3) Broaden the concept of candidate qualifications. Achieving D&I goals will require organizations to think outside the box when listing job qualifications. Holding too firmly to a specific list of qualifications or requiring someone to have held the exact same role in another company, drastically limits your talent pool and makes it much more likely that you will only draw candidates who look and sound a lot like the folks you already employ. Focus less on former job titles and focus more on compatible or complementary skills that describe the qualities needed to fill a specific job, as opposed to rigid and specific qualifications.

4) Measure all stages of the process. You need to establish metrics for all stages of the recruitment and hiring process, from initial posting to screening and interviews. These metrics establish targets for increasing the number of under-represented groups in the slate of candidates as they move through the hiring process: identification, screening and the various iterations of interviews. Critically, it embeds accountability in the hiring manager and recruitment team throughout the process. This approach is much more successful in boosting the number of people from under-represented groups in final hiring decisions, which makes it more sustainable than simply slapping a quota on the final hiring result. 

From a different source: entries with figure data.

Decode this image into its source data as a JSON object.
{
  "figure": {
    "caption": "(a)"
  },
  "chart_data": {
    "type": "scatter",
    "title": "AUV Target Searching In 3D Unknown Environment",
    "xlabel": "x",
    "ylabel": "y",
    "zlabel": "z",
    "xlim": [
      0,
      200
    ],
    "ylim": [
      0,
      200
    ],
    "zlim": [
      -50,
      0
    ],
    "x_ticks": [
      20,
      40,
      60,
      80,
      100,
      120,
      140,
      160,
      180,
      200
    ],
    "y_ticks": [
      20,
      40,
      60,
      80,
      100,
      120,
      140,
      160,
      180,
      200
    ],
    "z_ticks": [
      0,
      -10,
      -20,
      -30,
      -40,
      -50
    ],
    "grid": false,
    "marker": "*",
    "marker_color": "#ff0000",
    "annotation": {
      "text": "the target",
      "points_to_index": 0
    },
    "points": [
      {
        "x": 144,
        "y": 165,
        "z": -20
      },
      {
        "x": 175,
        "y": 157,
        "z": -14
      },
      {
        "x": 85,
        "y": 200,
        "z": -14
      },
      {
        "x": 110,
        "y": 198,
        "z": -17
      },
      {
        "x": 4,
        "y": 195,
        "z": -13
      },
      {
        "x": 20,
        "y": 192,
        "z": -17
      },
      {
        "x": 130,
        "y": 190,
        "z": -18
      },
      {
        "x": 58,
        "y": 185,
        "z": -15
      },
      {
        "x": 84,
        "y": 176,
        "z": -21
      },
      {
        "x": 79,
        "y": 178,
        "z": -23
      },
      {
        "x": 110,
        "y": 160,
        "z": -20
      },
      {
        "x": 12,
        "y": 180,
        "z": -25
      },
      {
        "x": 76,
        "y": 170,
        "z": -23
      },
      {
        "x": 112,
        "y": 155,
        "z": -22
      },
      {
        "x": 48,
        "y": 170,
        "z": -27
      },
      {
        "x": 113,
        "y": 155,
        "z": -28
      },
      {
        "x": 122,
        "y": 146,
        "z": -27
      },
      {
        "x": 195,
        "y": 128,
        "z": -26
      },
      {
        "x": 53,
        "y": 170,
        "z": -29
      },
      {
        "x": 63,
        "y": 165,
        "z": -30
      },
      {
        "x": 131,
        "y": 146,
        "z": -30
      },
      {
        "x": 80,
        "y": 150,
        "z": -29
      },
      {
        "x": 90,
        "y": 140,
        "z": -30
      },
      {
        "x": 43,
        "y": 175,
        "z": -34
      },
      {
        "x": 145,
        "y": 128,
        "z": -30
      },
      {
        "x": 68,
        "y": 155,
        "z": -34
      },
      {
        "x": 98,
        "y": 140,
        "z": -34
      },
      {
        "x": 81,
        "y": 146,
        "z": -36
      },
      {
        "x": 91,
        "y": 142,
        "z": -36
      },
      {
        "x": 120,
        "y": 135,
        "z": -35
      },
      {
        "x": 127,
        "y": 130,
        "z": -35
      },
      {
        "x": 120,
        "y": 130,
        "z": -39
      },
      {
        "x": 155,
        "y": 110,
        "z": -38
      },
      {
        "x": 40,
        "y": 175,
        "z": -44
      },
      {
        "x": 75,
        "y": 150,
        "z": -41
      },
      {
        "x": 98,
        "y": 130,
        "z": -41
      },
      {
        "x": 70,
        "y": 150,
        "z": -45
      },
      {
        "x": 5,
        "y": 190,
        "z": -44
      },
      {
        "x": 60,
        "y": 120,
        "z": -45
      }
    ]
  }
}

5) Ensure diversity is reflected in the hiring team. There is no getting around the fact that a lack of diversity in a group of hiring managers will ultimately frustrate attempts to increase hiring diversity. That is not a condemnation of hiring managers, per se. Decades of research has established that – consciously or unconsciously – we are much more likely to hire someone who looks and sounds like us. In fact, a lack of diversity among hiring managers is still considered one of the biggest barriers to increasing organizational diversity. So, if you want to see 20 percent of candidates from under-represented groups, you may need to ensure that 20 percent of hiring managers are from under-represented groups.

6) “Fit” has become the “f-word” in recruitment. There was a time when the term “fit” was the buzzword for hiring managers. The theory was that it didn’t make sense to hire someone who didn’t align with an organization’s pre-established culture or philosophy. However, it didn’t take long for HR professionals to realize that “fit” also served as a huge barrier to both diversity and inclusion. If you have a set of pre-determined organizational values and qualities, then you’re going to be destined to hire people who are very similar to the people you already employ. Organizations need to challenge their preconceptions about culture and values to attract a more diverse talent pool. By definition, improving an organization’s approach to diversity and inclusion requires cultural change, and this is one of the best places to start.

7)  Hiring is a two-way street. In terms of talent recruitment, it’s important to note that most people want to work in a place where they won’t be the only person who looks and sounds like them. Candidates who see themselves reflected in the senior leadership of an organization will have more faith that the organization will be inclusive of them and will see for themselves equal opportunity to pursue paths for development and promotion. Organizations that lack the obvious signs of progress on D&I may ultimately miss out on hiring top talent from under-represented groups.

Meaningful improvement in D&I starts with meaningful improvements in your recruitment and hiring process. As organizations face a long-overdue reckoning with the cultures and mechanisms that have excluded under-represented groups, many leaders have found themselves unsure where to start. In large part, the starting point is making a deliberate decision to transform words into actions and invest in change that will impact all aspects of a business.

The good news is that there are practical, immediate measures you can take to ensure, at a minimum, that you’re attracting a much more diverse talent pool. These measures won’t solve the problem, but it will help you make the first step towards real D&I progress.